Peace Corps Master's International Partners with University of Virginia
February 27, 2009WASHINGTON, D.C., February 27, 2009 - The Peace Corps recently welcomed the University of Virginia (UVA) as its newest Master's International (MI) partner school. The university joins over 60 institutions in offering the MI option to potential Peace Corps Volunteers. Virginia's program, offered through the Curry School of Education, will grant candidates a master's in education degree in tandem with a 27-month Peace Corps assignment.
"For over 40 years, the Peace Corps has selected and trained extraordinary individuals who want to 'make a difference' in villages throughout the world," said Bob Pianta, dean of the Curry School of Education. "We are eager to work with these talented and committed students whose presence at Curry will be one more way to enrich and globalize our academic community."

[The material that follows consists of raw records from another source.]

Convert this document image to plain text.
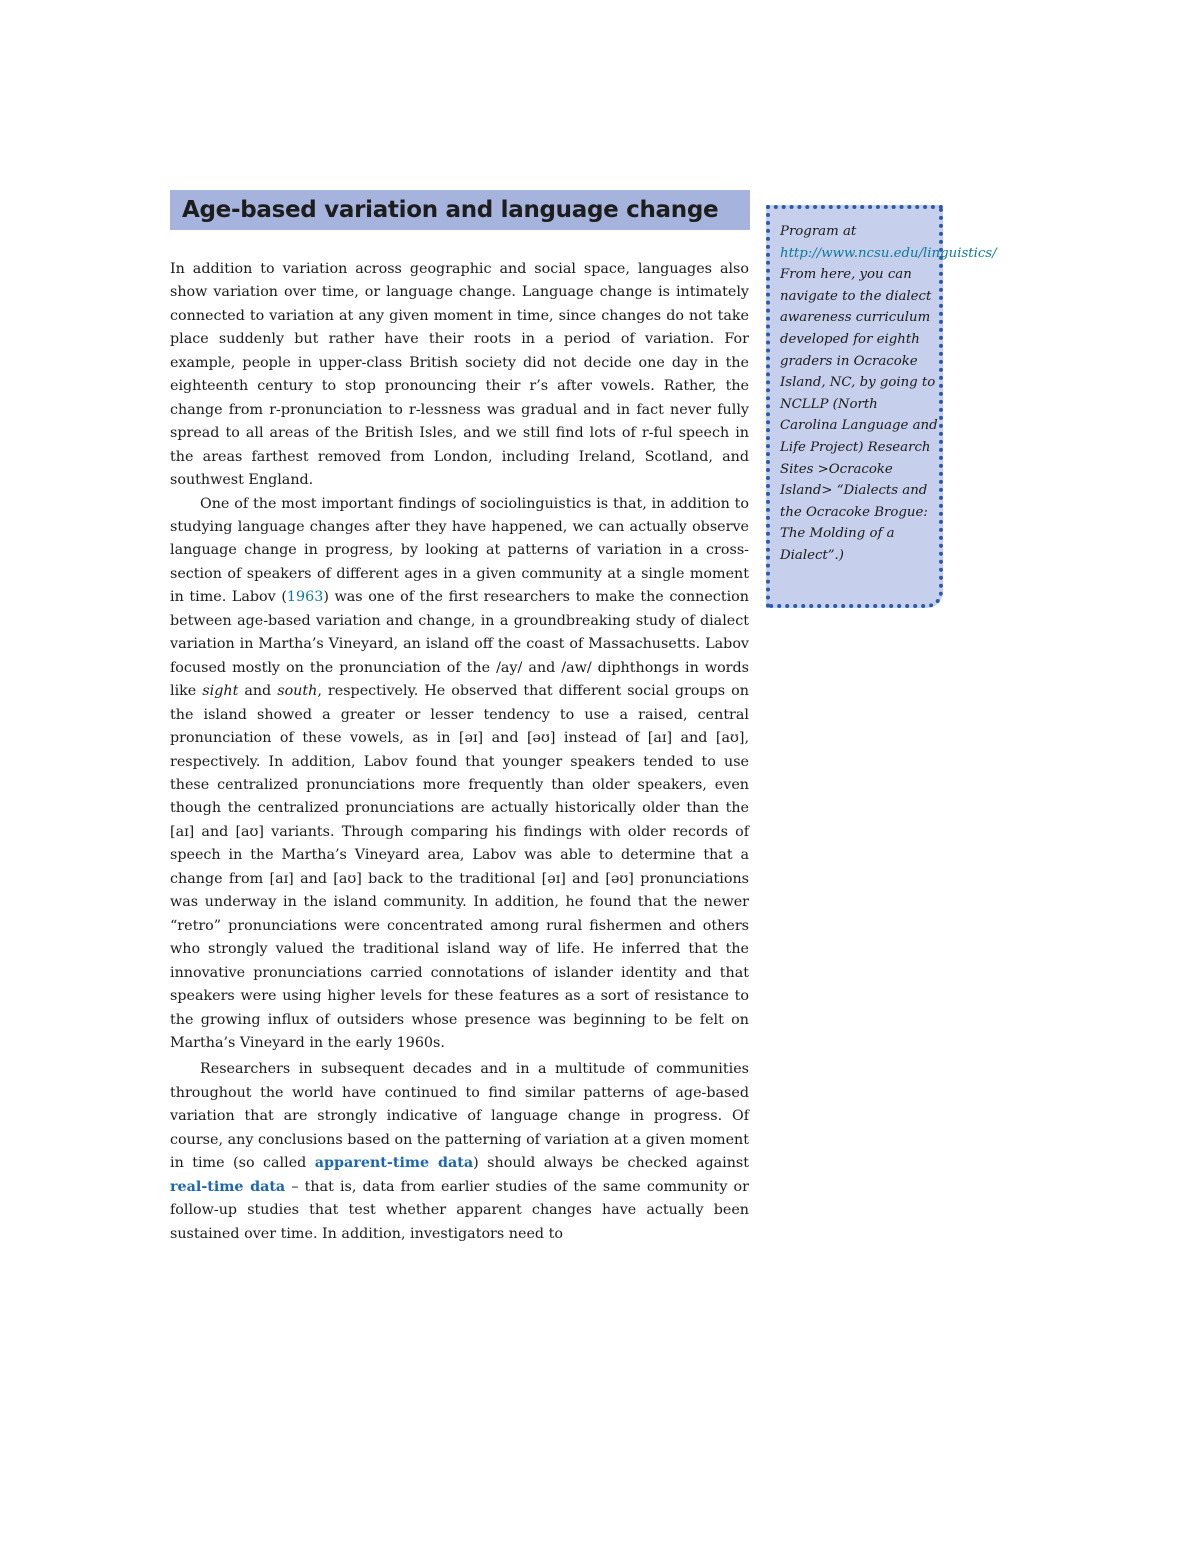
Age-based variation and language change

In addition to variation across geographic and social space, languages also show variation over time, or language change. Language change is intimately connected to variation at any given moment in time, since changes do not take place suddenly but rather have their roots in a period of variation. For example, people in upper-class British society did not decide one day in the eighteenth century to stop pronouncing their r’s after vowels. Rather, the change from r-pronunciation to r-lessness was gradual and in fact never fully spread to all areas of the British Isles, and we still find lots of r-ful speech in the areas farthest removed from London, including Ireland, Scotland, and southwest England.

One of the most important findings of sociolinguistics is that, in addition to studying language changes after they have happened, we can actually observe language change in progress, by looking at patterns of variation in a cross-section of speakers of different ages in a given community at a single moment in time. Labov (1963) was one of the first researchers to make the connection between age-based variation and change, in a groundbreaking study of dialect variation in Martha’s Vineyard, an island off the coast of Massachusetts. Labov focused mostly on the pronunciation of the /ay/ and /aw/ diphthongs in words like sight and south, respectively. He observed that different social groups on the island showed a greater or lesser tendency to use a raised, central pronunciation of these vowels, as in [əɪ] and [əʊ] instead of [aɪ] and [aʊ], respectively. In addition, Labov found that younger speakers tended to use these centralized pronunciations more frequently than older speakers, even though the centralized pronunciations are actually historically older than the [aɪ] and [aʊ] variants. Through comparing his findings with older records of speech in the Martha’s Vineyard area, Labov was able to determine that a change from [aɪ] and [aʊ] back to the traditional [əɪ] and [əʊ] pronunciations was underway in the island community. In addition, he found that the newer “retro” pronunciations were concentrated among rural fishermen and others who strongly valued the traditional island way of life. He inferred that the innovative pronunciations carried connotations of islander identity and that speakers were using higher levels for these features as a sort of resistance to the growing influx of outsiders whose presence was beginning to be felt on Martha’s Vineyard in the early 1960s.

Researchers in subsequent decades and in a multitude of communities throughout the world have continued to find similar patterns of age-based variation that are strongly indicative of language change in progress. Of course, any conclusions based on the patterning of variation at a given moment in time (so called apparent-time data) should always be checked against real-time data – that is, data from earlier studies of the same community or follow-up studies that test whether apparent changes have actually been sustained over time. In addition, investigators need to

Program at

http://www.ncsu.edu/linguistics/

From here, you can navigate to the dialect awareness curriculum developed for eighth graders in Ocracoke Island, NC, by going to NCLLP (North Carolina Language and Life Project) Research Sites >Ocracoke Island> “Dialects and the Ocracoke Brogue: The Molding of a Dialect”.)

Candidates who have been accepted to both the University of Virginia Curry School and the Peace Corps will be eligible for the program which, in addition to class work toward a degree, will include a full Peace Corps assignment overseas. Participating MI students will receive 12 credits for their Peace Corps service, with three credits allotted per semester over four semesters. They are also encouraged to seek all possible sources of aid through the University Office of Financial Aid, and to apply for the limited number of scholarships available through the department.
Acting Peace Corps Director Jody Olson said, "I am enthusiastic about our new partnership with the University of Virginia through the Master's International program. With this partnership, the Peace Corps will have the opportunity to further develop the skills of Volunteers in the education sector, and UVA students and faculty alike will no doubt benefit from the energy and unique international perspective these students will bring to the academic setting."

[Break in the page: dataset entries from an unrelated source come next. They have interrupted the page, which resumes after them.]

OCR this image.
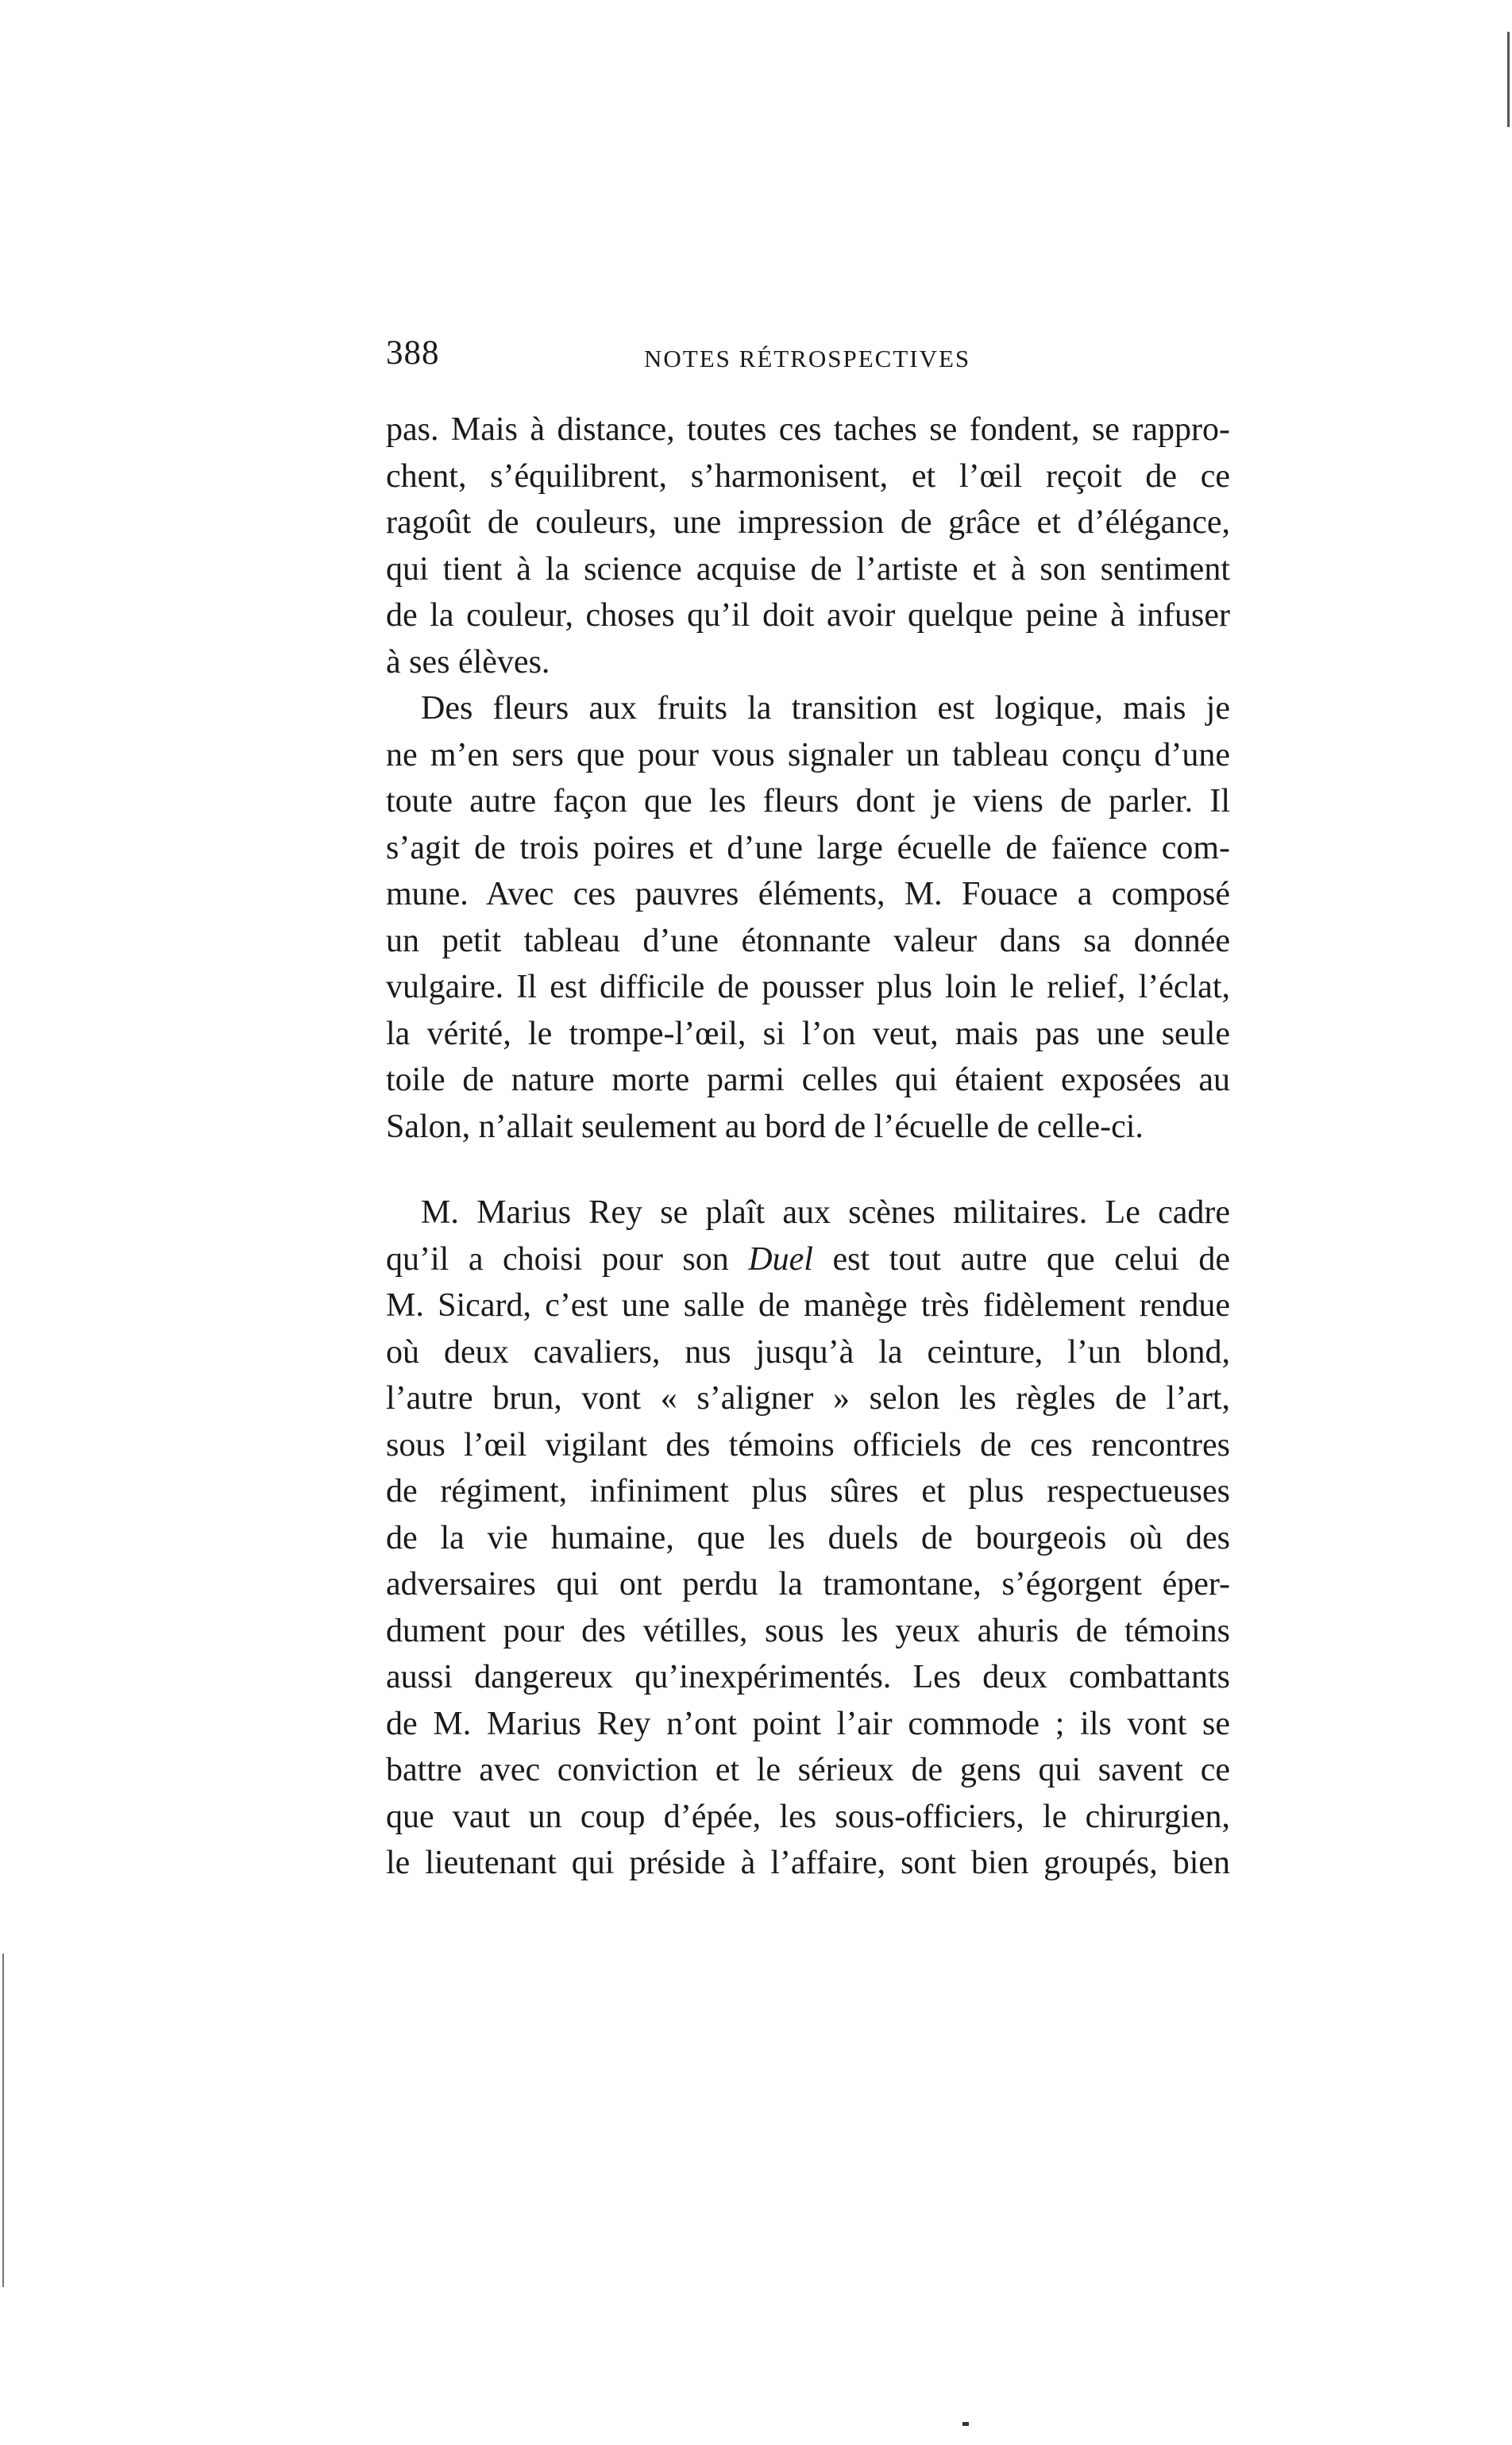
388	NOTES RÉTROSPECTIVES
pas. Mais à distance, toutes ces taches se fondent, se rappro-
chent, s’équilibrent, s’harmonisent, et l’œil reçoit de ce
ragoût de couleurs, une impression de grâce et d’élégance,
qui tient à la science acquise de l’artiste et à son sentiment
de la couleur, choses qu’il doit avoir quelque peine à infuser
à ses élèves.
Des fleurs aux fruits la transition est logique, mais je
ne m’en sers que pour vous signaler un tableau conçu d’une
toute autre façon que les fleurs dont je viens de parler. Il
s’agit de trois poires et d’une large écuelle de faïence com-
mune. Avec ces pauvres éléments, M. Fouace a composé
un petit tableau d’une étonnante valeur dans sa donnée
vulgaire. Il est difficile de pousser plus loin le relief, l’éclat,
la vérité, le trompe-l’œil, si l’on veut, mais pas une seule
toile de nature morte parmi celles qui étaient exposées au
Salon, n’allait seulement au bord de l’écuelle de celle-ci.
M. Marius Rey se plaît aux scènes militaires. Le cadre
qu’il a choisi pour son Duel est tout autre que celui de
M. Sicard, c’est une salle de manège très fidèlement rendue
où deux cavaliers, nus jusqu’à la ceinture, l’un blond,
l’autre brun, vont « s’aligner » selon les règles de l’art,
sous l’œil vigilant des témoins officiels de ces rencontres
de régiment, infiniment plus sûres et plus respectueuses
de la vie humaine, que les duels de bourgeois où des
adversaires qui ont perdu la tramontane, s’égorgent éper-
dument pour des vétilles, sous les yeux ahuris de témoins
aussi dangereux qu’inexpérimentés. Les deux combattants
de M. Marius Rey n’ont point l’air commode ; ils vont se
battre avec conviction et le sérieux de gens qui savent ce
que vaut un coup d’épée, les sous-officiers, le chirurgien,
le lieutenant qui préside à l’affaire, sont bien groupés, bien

For more information about Master's International, please visit the Peace Corps Web site at www.peacecorps.gov/masters.
As the Peace Corps approaches its 50th anniversary, its service legacy continues to promote peace and friendship around the world. Historically, over 195,000 Volunteers have helped promote a better understanding between Americans and the people of the 139 countries in which they have served. Applications to serve in the Peace Corps have increased 16 percent this past year, the largest boost in the last five years. Currently, 7,876 Peace Corps Volunteers are serving in 76 countries. Peace Corps Volunteers must be U.S. citizens and at least 18 years of age. Peace Corps service is a 27-month commitment.